ROMÉO ELVIS LUTTE CONTRE LE PLASTIQUE : #MAGOURDEÀMOI

Le rappeur belge Roméo Elvis a lancé le 7 janvier 2018 un hashtag pour inciter à consommer moins de plastique. Avec son humour habituel (et sa dégaine légendaire) il a dégainé… sa gourde, accessoire essentiel pour remplacer la classique bouteille en plastique. Le ton est léger mais le problème évoqué est grave.

Capture d’écran de la story instagram de Roméo Elvis – via Konbini

Océan de plastique & recyclage compliqué

Produit en sur-quantité et très difficilement recyclé, le plastique envahit les bennes et les océans, faute d’être correctement éliminé. On parle ainsi d’un continent de plastique au milieu du Pacifique. Greenpeace France rappelle sur son site que « Chaque minute, l’équivalent d’un camion poubelle de plastique est déversé dans l’océan.

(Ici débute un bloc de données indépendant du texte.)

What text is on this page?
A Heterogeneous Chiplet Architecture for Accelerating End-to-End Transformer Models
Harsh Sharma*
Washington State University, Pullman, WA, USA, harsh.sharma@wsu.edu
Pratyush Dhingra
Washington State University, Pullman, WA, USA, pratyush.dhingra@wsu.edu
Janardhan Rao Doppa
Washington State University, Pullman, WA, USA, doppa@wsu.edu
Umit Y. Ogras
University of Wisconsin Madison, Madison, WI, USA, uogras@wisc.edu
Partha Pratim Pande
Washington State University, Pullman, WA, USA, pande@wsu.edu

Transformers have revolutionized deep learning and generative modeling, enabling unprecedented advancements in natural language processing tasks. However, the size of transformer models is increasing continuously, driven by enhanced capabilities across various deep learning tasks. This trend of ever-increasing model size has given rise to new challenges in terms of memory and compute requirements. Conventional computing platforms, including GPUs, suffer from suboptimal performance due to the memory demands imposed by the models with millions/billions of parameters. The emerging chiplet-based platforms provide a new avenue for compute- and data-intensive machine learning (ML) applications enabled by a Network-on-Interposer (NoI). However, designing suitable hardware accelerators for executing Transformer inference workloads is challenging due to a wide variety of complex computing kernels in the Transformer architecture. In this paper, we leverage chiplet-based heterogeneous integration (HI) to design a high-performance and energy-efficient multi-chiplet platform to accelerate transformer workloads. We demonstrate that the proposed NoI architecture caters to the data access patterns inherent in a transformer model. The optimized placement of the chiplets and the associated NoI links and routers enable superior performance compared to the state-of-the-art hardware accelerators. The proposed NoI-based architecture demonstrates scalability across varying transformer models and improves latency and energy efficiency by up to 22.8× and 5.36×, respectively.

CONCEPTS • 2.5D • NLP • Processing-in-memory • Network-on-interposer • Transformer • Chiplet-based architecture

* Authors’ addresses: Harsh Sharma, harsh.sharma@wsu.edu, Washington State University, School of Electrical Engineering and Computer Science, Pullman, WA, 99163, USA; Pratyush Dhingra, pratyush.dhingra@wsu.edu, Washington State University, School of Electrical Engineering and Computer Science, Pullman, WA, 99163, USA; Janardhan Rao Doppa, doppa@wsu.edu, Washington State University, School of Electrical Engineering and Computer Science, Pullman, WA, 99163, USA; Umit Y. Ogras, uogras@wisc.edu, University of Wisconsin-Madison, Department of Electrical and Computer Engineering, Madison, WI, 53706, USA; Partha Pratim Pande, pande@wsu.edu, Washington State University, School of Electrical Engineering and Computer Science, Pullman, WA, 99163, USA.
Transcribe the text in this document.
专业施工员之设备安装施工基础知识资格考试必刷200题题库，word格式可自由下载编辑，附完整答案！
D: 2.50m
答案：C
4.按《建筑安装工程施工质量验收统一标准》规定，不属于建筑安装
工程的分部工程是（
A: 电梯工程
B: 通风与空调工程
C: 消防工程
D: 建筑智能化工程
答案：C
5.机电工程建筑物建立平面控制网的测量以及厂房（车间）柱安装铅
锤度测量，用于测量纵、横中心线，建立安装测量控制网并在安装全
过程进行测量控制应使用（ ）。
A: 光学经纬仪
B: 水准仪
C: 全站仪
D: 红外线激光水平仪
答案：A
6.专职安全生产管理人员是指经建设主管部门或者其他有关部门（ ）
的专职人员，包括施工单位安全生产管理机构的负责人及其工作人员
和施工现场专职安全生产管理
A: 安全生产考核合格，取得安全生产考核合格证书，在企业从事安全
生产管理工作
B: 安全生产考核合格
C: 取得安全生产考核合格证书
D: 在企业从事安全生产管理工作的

Nous produisons en moyenne 300 millions de tonnes de plastiques par an et on estime qu’entre 8 et 12 millions de tonnes finissent dans nos océans… »  

Outre l’aspect esthétique, le plastique est un fléau pour les végétaux marins et les animaux (l’exemple le plus fameux est l’impact de la pollution sur la Grande Barrière de Corail au Australie). Le ton de Roméo Elvis est donc léger mais il soulève un réel problème et propose des solutions concrètes : les gourdes. Récemment, une pétition (depuis introuvable) pour le retour de la consigne de verre avait récolté plus de 110 000 signatures.

Inconnu, via Interludes

Retour de la politisation chez les artistes ?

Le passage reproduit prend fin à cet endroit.